Following the April 30 training session, every provider was given a basic raised gardening kit from Lowes and three large bags of gardening soil. The kit, which measures 4 feet by 4 feet, can be set up similar to a child’s outdoor sandbox, filled with gardening soil and then planted with fruits and vegetables.
“What this will allow the 65 providers to do is garden at their home. It will allow fresh produce to be used in meals and snacks” for the children receiving care, Snodgrass said.
Snodgrass said officials have seen growing interest in such programs across the country through “Farm to Child Care” and similar initiatives. More schools are planting gardens and using the fresh produce in school meals, she said.
“Children are not eating fresh produce because people don’t have access to that. It’s allowing the meals and snacks to be all fresh, with fresh produce. The earlier you start introducing children to fresh produce and fresh vegetables, they will eat it. It will create a habit for a lifetime,” she said.
Snodgrass believes the new initiative will have a large impact locally. Among the 65 providers locally, she said about 17,000 meals and snacks are provided each month to about 500 children enrolled in the child care program.
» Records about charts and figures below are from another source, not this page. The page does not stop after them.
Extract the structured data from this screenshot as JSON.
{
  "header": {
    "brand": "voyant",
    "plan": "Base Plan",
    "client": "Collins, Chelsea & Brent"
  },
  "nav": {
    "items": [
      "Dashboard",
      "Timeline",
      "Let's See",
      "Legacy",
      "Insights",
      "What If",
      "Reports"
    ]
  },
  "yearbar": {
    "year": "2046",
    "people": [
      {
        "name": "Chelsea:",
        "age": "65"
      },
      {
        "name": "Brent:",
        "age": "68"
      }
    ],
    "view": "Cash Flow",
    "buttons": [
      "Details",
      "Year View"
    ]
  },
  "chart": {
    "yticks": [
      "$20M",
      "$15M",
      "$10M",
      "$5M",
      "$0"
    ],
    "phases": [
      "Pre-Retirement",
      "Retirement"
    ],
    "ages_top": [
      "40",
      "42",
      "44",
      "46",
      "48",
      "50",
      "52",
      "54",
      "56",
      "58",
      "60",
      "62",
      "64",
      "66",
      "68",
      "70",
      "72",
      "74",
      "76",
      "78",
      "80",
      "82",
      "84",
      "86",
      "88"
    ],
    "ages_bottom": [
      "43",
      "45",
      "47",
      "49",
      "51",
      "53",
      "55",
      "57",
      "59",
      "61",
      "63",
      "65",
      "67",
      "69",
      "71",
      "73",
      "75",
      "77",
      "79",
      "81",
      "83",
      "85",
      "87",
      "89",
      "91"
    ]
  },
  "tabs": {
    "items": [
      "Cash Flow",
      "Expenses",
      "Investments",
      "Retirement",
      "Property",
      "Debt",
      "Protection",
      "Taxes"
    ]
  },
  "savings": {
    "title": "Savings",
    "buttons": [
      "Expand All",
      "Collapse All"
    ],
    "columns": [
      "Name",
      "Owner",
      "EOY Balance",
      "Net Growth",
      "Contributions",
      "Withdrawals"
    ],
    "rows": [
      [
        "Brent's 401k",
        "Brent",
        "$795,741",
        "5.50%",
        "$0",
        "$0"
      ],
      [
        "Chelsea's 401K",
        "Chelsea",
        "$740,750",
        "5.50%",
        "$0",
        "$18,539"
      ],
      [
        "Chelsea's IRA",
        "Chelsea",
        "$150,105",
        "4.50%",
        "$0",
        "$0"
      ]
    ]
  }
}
She believes the incorporation of fresh produce will have a positive impact.
Snodgrass said each provider will have a choice about what they want to grow based on the likes of the children they care for. To help get everyone started, the providers were given a variety of plants at the session on April 30, including strawberry plants, tomato plants, cucumbers, green peppers and squash.
Sheila Carpenter, of Parkersburg, has been involved in gardening in her family for years and began participating in the community gardens at Point Park Marketplace last year. She has been an in-home child care provider for 14 years and has incorporated her personal gardening interest with that work by getting the children she cares for involved in the activity.
“I’ve had children who helped pick and helped dig in the soil and pick the weeds,” Carpenter said. “They really enjoy picking the tomatoes and eating them.”
She was glad to see the home gardening effort expanding at the April 30 training session.
“I think it’s a great educational opportunity to get kids into farming and knowing where their fruits and vegetables come from. It’s just an enjoyable activity for the kids,” she said.
Lisa Bower, of Parkersburg, has been a care provider for about 10 years and has gardening experience, but was just getting started with combining the two as she took home a garden kit and soil on April 30.
“I think it’s awesome and should benefit the kids really well,” she said.
“They like to help and then eat it,” Bower said.